Il se laissa tomber sur la chaise, la lettre à la main et les yeux emplis de larmes. Il lui avait fallu la lire et la relire pour enfin être certain d’avoir bien compris son contenu :
« Cher Ami,
Il ne me reste que bien peu de temps à vivre, mes forces déclinent chaque jour, l’usure de la vie et le poids de ces si nombreuses années m’emportent vers la mort. La sentant rôder autour de moi comme un loup affamé, j’ai décidé de me libérer aujourd’hui du secret que je porte depuis maints automnes et qui m’a peu à peu étouffée et précipitée vers ce terrible mal qui me ronge.
Il me faut pour enfin trouver le repos, vous avouer ces sentiments que j’éprouve pour vous depuis le jour même où nous nous sommes rencontrés il y a de cela quarante ans. Cet amour que vous avez toujours considéré comme n’étant qu’une tendre affection par manque de sentiment à mon égard ou tout simplement par respect pour celui que j’avais épousé deux ans avant que le destin nous fasse nous rencontrer.
Vous en souvenez-vous de cette rencontre ? Moi je m’en rappelle comme si c’était hier, cette soirée chez nos amis communs, et cet instant divin où j’ai compris dans vos bras le temps d’un tango que vous étiez celui que j’avais toujours attendu.

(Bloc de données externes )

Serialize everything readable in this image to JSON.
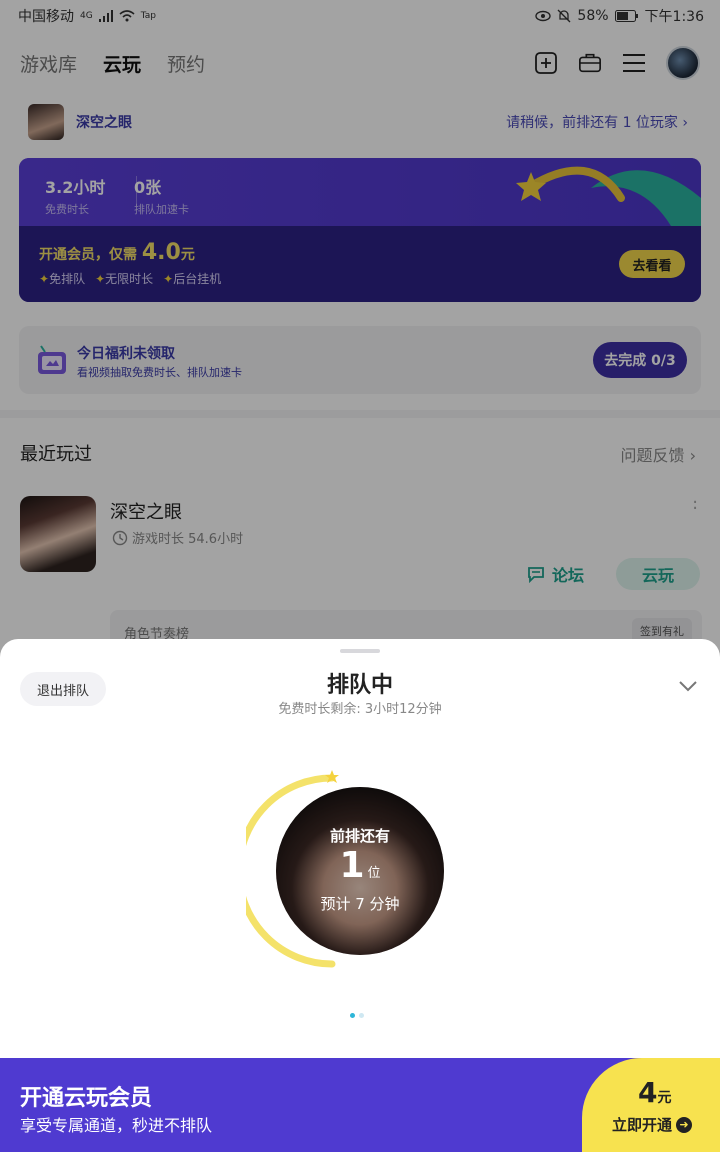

Et pourtant, il était déjà trop tard, je ne me sentais pas capable d’abandonner ni ma fille ni cet homme dont je portais le nom. Alors je me suis tue, scellant cet amour si intense et si exclusif qui bien souvent m’a fait souffrir au delà de toute raison et qui parfois me faisait rêver à d’autres horizons partagés avec vous.
Chaque femme traversant votre vie l’espace de quelques jours ou de quelques mois me faisait l’effet d’un poignard brûlant enfoncé dans le cœur. Que de meurtrissures ! Que de blessures endurées le sourire aux lèvres mais les yeux rougis de désespoir !

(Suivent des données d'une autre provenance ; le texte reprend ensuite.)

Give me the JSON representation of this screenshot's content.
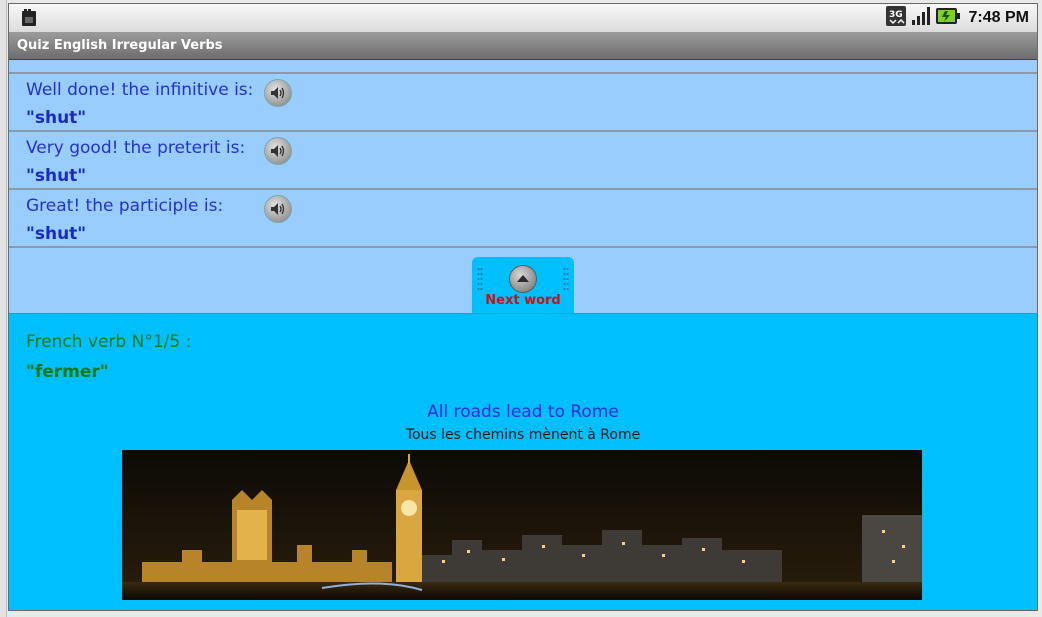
{
  "status_bar": {
    "time": "7:48 PM",
    "network_label": "3G"
  },
  "app": {
    "title": "Quiz English Irregular Verbs"
  },
  "answers": [
    {
      "label": "Well done! the infinitive is:",
      "value": "\"shut\"",
      "icon": "speaker-icon"
    },
    {
      "label": "Very good! the preterit is:",
      "value": "\"shut\"",
      "icon": "speaker-icon"
    },
    {
      "label": "Great! the participle is:",
      "value": "\"shut\"",
      "icon": "speaker-icon"
    }
  ],
  "next_button": {
    "label": "Next word",
    "icon": "up-arrow-icon"
  },
  "french": {
    "label": "French verb N°1/5 :",
    "value": "\"fermer\""
  },
  "proverb": {
    "english": "All roads lead to Rome",
    "french": "Tous les chemins mènent à Rome"
  },
  "colors": {
    "upper_background": "#99ccff",
    "lower_background": "#00bfff",
    "answer_text": "#2233cc",
    "french_text": "#1b7a1b",
    "next_label": "#cc1111"
  }
}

Si seulement vous m’aviez demandé de vous suivre, je l’aurais fait avec le temps. J’aurais puisé dans la puissance de mon amour pour vous la force de tout abandonner pour être l’ombre de votre lumière.
Voilà Cher Ami, vous comprendrez évidemment que vous ayant ainsi ouvert mon cœur, il m’est maintenant impossible de vous revoir, j’en aurais trop de honte.
Avec tout mon amour
Daphné. »
D’un geste brusque, il froissa la lettre et la jeta sur le sol. Le papier bleu lavande se répandit sur le parquet comme un espoir brisé.
Il pleurait.
Tant de temps gâché, tant d’années évanouies à dilapider ce cœur qu’aucune femme n’avait su garder, tant de tristesse puisée à la douceur des yeux de Daphné, tant d’amertume.
A la mort de Jean, l’époux tellement envié, il avait songé se déclarer mais la peine de celle qu’il chérissait lui avait paru si grande qu’il n’avait jamais osé de peur de briser ce cristal si éclatant qu’était leur amitié.
S’il avait su, si seulement il s’était risqué à imaginer que cette femme si longtemps désirée se mourait de la même passion, si seulement...
Il regarda ses mains tellement ridées, tellement vieilles, tellement inutiles, ces mains qui auraient tant aimer caresser ce corps qu’elles auraient si bien su aimer, ces mains à jamais tellement vides de toute raison d’être.
Les jambes tremblantes, il se leva, et se dirigea vers son secrétaire. Il prit une feuille de papier sur lequel il écrivit ces mots :
« Moi aussi, je vous ai tant aimé.
Adieu.
Philippe. »
Il ouvrit un petit tiroir secret, en sortit un vieux revolver et se tira une balle dans la tempe.